On today’s show we’re talking about a couple of widely publicized articles on the state of the oil and gas industry. Oil and Gas are major drivers of the economy, and as such, the cascade into real estate is inescapable. 

The first was a presentation by Steve Schlotterbeck, who led drilling company EQT as it expanded to become the nation’s largest producer of natural gas in 2017, arrived at a petrochemical industry conference in Pittsburgh Friday morning with a blunt message about shale gas drilling and fracking.

“The shale gas revolution has frankly been an unmitigated disaster for any buy-and-hold investor in the shale gas industry with very few limited exceptions,” according to Schlotterbeck, who left the helm of EQT last year. Schlotterbeck is not the first industry insider to ring alarm bells about the shale industry’s record of producing vast amounts of gas while burning through far more cash than it has earned by selling that gas. And drillers’ own numbers speak for themselves. Reported spending outweighed income for a group of 29 large public shale gas companies by $6.7 billion in 2018, bringing the group’s 2010 to 2018 cash flow to a total of negative $181 billion over the past decade.

Schlotterbeck is right in saying that the price of gas has to rise in order for the industry to survive.  The main issue is that natural gas needs a way to get to market. If not, then there will be local excess of supply and prices will fall. That’s exactly what has happened. 

The payback on the investment is often happening far past the initial gusher of oil or gas. Shale wells have a steep production decline curve where production flows fall by 85% in the first year. A well might produce for 20-25 years, but the volumes will be low. About 50% of the well’s lifetime yield is given up in the first 18 months. Since Wall Street always expects revenue growth, companies need to expand drilling operations in order to show revenue growth. But if a well doesn’t achieve break-even in the first 18 months, the only solution is to invest ahead of production. That results ultimately in negative cash flow. The local glut of gas has caused prices to fall which has killed the financial model. 

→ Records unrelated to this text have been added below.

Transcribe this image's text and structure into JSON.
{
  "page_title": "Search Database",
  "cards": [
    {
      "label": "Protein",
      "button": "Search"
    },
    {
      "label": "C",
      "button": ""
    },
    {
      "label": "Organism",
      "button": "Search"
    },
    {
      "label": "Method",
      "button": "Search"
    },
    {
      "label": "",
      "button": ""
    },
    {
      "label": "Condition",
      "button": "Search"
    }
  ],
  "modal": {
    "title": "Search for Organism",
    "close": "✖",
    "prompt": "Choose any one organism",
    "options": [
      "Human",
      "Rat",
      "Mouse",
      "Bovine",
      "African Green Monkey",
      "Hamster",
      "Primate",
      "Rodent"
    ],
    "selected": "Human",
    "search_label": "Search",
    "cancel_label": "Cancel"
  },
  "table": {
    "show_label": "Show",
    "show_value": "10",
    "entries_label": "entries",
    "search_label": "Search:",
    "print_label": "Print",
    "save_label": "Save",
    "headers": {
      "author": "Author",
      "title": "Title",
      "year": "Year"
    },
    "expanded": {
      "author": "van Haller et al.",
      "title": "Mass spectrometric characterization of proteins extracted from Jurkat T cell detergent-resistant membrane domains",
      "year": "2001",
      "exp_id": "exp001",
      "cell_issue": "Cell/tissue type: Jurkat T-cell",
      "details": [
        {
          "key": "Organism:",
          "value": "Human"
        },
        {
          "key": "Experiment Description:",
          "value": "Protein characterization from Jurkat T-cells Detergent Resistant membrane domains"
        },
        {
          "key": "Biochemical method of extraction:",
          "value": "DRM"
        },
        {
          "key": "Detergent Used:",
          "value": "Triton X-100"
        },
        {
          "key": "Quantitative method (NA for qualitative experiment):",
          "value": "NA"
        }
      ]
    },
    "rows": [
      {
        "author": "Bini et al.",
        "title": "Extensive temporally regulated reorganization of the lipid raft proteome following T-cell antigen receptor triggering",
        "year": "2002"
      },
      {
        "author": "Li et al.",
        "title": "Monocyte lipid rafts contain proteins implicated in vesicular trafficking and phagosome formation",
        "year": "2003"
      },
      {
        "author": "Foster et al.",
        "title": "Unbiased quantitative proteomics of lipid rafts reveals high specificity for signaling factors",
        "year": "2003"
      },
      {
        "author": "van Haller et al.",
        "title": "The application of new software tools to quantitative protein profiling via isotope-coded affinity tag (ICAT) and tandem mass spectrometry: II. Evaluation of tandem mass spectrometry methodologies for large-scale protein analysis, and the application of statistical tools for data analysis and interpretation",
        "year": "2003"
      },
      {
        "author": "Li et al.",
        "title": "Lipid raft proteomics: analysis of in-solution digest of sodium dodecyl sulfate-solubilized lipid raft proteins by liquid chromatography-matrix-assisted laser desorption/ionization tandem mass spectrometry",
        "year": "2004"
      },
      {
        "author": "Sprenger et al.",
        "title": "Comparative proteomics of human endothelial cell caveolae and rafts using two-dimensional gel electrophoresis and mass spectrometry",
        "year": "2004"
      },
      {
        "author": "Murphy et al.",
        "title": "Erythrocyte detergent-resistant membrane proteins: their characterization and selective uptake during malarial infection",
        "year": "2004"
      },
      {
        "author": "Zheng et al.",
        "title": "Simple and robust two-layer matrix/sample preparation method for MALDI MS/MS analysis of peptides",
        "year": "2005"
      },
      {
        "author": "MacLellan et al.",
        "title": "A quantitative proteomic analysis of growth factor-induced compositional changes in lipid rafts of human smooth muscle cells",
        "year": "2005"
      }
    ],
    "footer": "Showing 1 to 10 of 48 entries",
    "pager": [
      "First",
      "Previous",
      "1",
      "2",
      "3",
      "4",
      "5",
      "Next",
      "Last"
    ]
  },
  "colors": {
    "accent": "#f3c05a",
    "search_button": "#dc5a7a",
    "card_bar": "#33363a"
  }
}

Only when global distribution is in place, prices for US production will normalize. Prices vary widely around the globe and it all has to do with distribution. The end buyers of natural gas will pay the cost of the gas, plus the cost of transportation. The sum of those two is the real cost to the end-customer. 

The major investments in infrastructure in Lake Charles are taking advantage of the pipeline infrastructure that is already in place. Tellurian is also adding another 120 miles of pipeline from Texas to Lake Charles. The other plants like the Ethane Crackers are producing the end-product (plastic) without any further transportation. So yes, infrastructure investments like in Lake Charles are key to solving the problems that are referenced in both articles. 

If your real estate is dependent on the economics of a major industry, it’s vital that you understand that industry. Otherwise you’re taking a major risk that your revenue projections may not come true.